Prostate cancer screening isn’t a guideline-directed screening test yet, but this could change with the use of MRI and other tools. A series of papers published in several JAMA journals late last week indicates the progress that’s being made.
As we’ve discussed in previous issues, prostate screening with PSA tests hasn’t met the threshold for clinical benefit achieved by other population-based screening exams.

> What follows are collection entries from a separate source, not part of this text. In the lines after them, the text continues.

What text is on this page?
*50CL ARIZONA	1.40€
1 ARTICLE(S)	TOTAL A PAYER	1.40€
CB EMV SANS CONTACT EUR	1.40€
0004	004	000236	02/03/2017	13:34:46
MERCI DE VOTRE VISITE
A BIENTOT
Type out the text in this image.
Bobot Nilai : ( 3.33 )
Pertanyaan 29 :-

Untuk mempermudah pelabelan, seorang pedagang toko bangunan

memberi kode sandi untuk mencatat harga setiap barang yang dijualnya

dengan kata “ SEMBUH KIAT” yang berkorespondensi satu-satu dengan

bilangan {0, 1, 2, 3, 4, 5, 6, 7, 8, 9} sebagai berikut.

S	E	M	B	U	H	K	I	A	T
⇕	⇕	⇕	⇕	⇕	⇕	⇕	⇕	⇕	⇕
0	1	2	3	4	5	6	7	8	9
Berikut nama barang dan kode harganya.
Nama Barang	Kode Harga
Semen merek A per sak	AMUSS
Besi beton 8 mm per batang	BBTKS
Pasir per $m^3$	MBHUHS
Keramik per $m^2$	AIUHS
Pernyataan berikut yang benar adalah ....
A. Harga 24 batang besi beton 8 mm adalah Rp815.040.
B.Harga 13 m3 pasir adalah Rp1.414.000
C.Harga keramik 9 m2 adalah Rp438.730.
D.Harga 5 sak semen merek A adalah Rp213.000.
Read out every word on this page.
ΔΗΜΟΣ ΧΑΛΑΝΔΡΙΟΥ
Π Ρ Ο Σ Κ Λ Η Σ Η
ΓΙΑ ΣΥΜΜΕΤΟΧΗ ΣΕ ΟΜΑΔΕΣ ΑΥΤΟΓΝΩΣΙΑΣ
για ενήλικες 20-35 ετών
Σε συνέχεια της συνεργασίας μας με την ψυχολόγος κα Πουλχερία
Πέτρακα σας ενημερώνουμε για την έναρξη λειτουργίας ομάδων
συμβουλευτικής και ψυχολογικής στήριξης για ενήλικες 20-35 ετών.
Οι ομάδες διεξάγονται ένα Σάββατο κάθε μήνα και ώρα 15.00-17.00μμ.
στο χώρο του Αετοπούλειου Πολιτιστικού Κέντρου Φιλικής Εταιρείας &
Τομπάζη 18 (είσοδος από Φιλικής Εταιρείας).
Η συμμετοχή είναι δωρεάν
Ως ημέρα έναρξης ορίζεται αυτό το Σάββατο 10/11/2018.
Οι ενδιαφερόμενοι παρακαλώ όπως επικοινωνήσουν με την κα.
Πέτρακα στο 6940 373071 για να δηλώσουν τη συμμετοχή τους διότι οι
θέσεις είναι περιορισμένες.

- PSA-based screening has been characterized by lower mortality benefits and relatively high rates of overdiagnosis and complications from follow-up procedures.
But some researchers believe that PSA screening could be made more effective by using additional diagnostic tools like imaging and blood tests to focus on potentially high-risk disease for biopsy while active surveillance is used for less threatening prostate lesions.
In the ProScreen trial in Finland, researchers tested the combination of PSA, a kallikrein four-panel blood test, and MRI in selecting patients for biopsy.
- Patients were sent to MRI if they had PSA scores of 3.0 ng/mL or higher and kallikrein scores of 7.5% or higher; those with abnormal MRI scans got targeted biopsy.
The researchers tested the ProScreen protocol in a study of 61.2k men, with 15.3k invited to screening and 7.7k getting screened. Over a preliminary three-year follow-up period, researchers found …
- 9.7% of men met the PSA threshold for a suspicious lesion; this fell to 6.8% after the kallikrein test and 2.7% after MRI, illustrating the protocol’s ability to reduce biopsies
- Biopsy yield for high-grade cancer was 1.7%, which an editorial called a “remarkably high yield”
- Overdetection of low-grade disease was 0.4%, compared to 3.2% in a comparable previous study
In a second study, this one in JAMA Oncology, researchers performed a meta-analysis of 80.1k men from 12 studies in which MRI was used to direct patients to prostate biopsy after PSA testing, finding that MRI-directed protocols had …
- Higher odds of detecting clinically significant prostate cancer (OR=4.15) compared to PSA screening alone
- Lower odds ratio for biopsy (OR=0.28)
- Lower odds ratio for detecting clinically insignificant cancer (OR=0.34)
Finally, a secondary analysis in JAMA of a large UK trial illustrates the challenges of prostate screening without MRI guidance. Researchers reviewed 15-year outcomes of the Cluster Randomized Trial of PSA Testing for Prostate Cancer (CAP), a study of 415k men,196k of whom were screened from 2002 to 2009 without the use of MRI, finding …
- PSA screening increased detection of low-grade cancer (2.2% vs. 1.6%) but not intermediate or high-grade disease
- Screening reduced prostate cancer mortality by a small amount (0.69% vs. 0.78%)
The Takeaway
Taken together, new studies offer a roadmap toward making MRI an integral part of prostate screening, such that perhaps in years to come it can join other cancer tests as a population-based screening tool.